In this story from IRIN, we learn more about rebel groups within Myanmar who have returned to poppy cultivation, and the economic factors behind it.
This reduction has been largely the result of pressure on two of the largest opium producers in Myanmar's Golden Triangle (bordering China, Laos and Thailand) - the Kokang and the Wa.
Both are rebel ethnic groups, with large guerrilla forces, who have ceasefire agreements with the Myanmar government.
The Kokang virtually ceased opium production in 2003 and the Wa in 2005. But in the past two years both poppy cultivation and opium production have begun to grow again.

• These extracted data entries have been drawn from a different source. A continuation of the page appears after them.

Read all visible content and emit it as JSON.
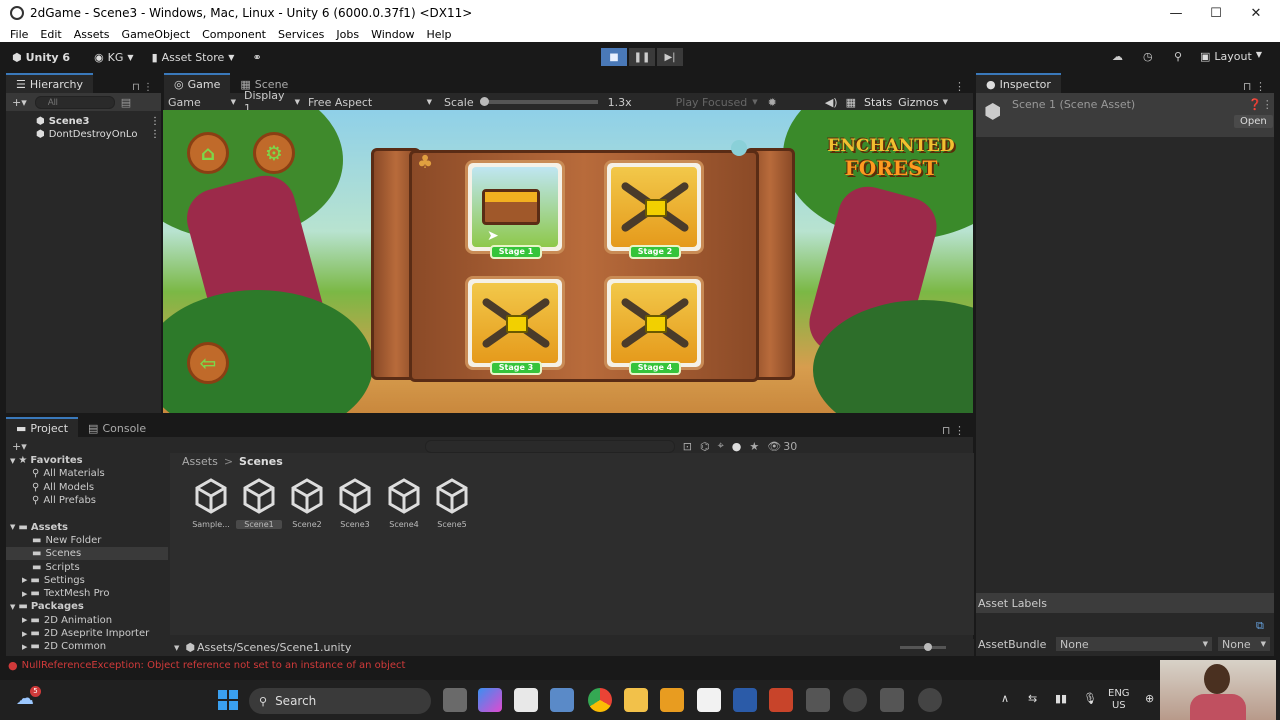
{
  "window": {
    "title": "2dGame - Scene3 - Windows, Mac, Linux - Unity 6 (6000.0.37f1) <DX11>",
    "minimize": "—",
    "maximize": "☐",
    "close": "✕"
  },
  "menu": [
    "File",
    "Edit",
    "Assets",
    "GameObject",
    "Component",
    "Services",
    "Jobs",
    "Window",
    "Help"
  ],
  "toolbar": {
    "unity_label": "Unity 6",
    "account": "KG",
    "asset_store": "Asset Store",
    "layout": "Layout"
  },
  "hierarchy": {
    "tab": "Hierarchy",
    "search_placeholder": "All",
    "items": [
      "Scene3",
      "DontDestroyOnLo"
    ]
  },
  "game": {
    "tab_game": "Game",
    "tab_scene": "Scene",
    "mode": "Game",
    "display": "Display 1",
    "aspect": "Free Aspect",
    "scale_label": "Scale",
    "scale_value": "1.3x",
    "play_focused": "Play Focused",
    "stats": "Stats",
    "gizmos": "Gizmos",
    "logo_line1": "ENCHANTED",
    "logo_line2": "FOREST",
    "stages": [
      "Stage 1",
      "Stage 2",
      "Stage 3",
      "Stage 4"
    ]
  },
  "inspector": {
    "tab": "Inspector",
    "asset": "Scene 1 (Scene Asset)",
    "open": "Open",
    "asset_labels": "Asset Labels",
    "asset_bundle": "AssetBundle",
    "bundle_value": "None",
    "variant_value": "None"
  },
  "project": {
    "tab_project": "Project",
    "tab_console": "Console",
    "hidden_count": "30",
    "favorites": "Favorites",
    "fav_items": [
      "All Materials",
      "All Models",
      "All Prefabs"
    ],
    "assets": "Assets",
    "asset_items": [
      "New Folder",
      "Scenes",
      "Scripts",
      "Settings",
      "TextMesh Pro"
    ],
    "packages": "Packages",
    "package_items": [
      "2D Animation",
      "2D Aseprite Importer",
      "2D Common"
    ],
    "breadcrumb_root": "Assets",
    "breadcrumb_sep": ">",
    "breadcrumb_current": "Scenes",
    "files": [
      "Sample...",
      "Scene1",
      "Scene2",
      "Scene3",
      "Scene4",
      "Scene5"
    ],
    "selected_path": "Assets/Scenes/Scene1.unity"
  },
  "status": {
    "error": "NullReferenceException: Object reference not set to an instance of an object"
  },
  "taskbar": {
    "search": "Search",
    "lang1": "ENG",
    "lang2": "US",
    "notif": "5"
  },
  "colors": {
    "accent": "#3a79bb",
    "error": "#d03a3a",
    "stage_green": "#35c43a"
  }
}
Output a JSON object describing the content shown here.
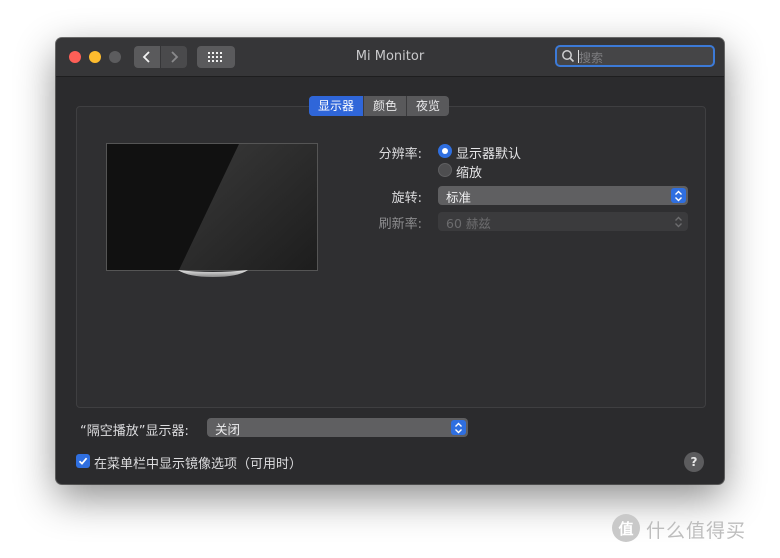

"The trend is certainly upwards with a significant increase in the land under cultivation in Myanmar," said Leik Boonwaat, UNODC chief in Laos, who has also been stationed in Myanmar.
"Former opium farmers who already live in dire poverty are facing twin levers of increasing opium prices and falling commodity prices that may encourage them to resume poppy growing," he said.
The prices of most commodities grown or produced in Shan Sate in Myanmar, and in Laos, as alternatives to poppy - including maize and rubber - have fallen by more than 50 percent, according to the UN's annual drug report.
Most of the Wa and Kokang alternative crops - tea, rubber and fruit - are sold to traders across the border in China where demand for these products has all but dried up.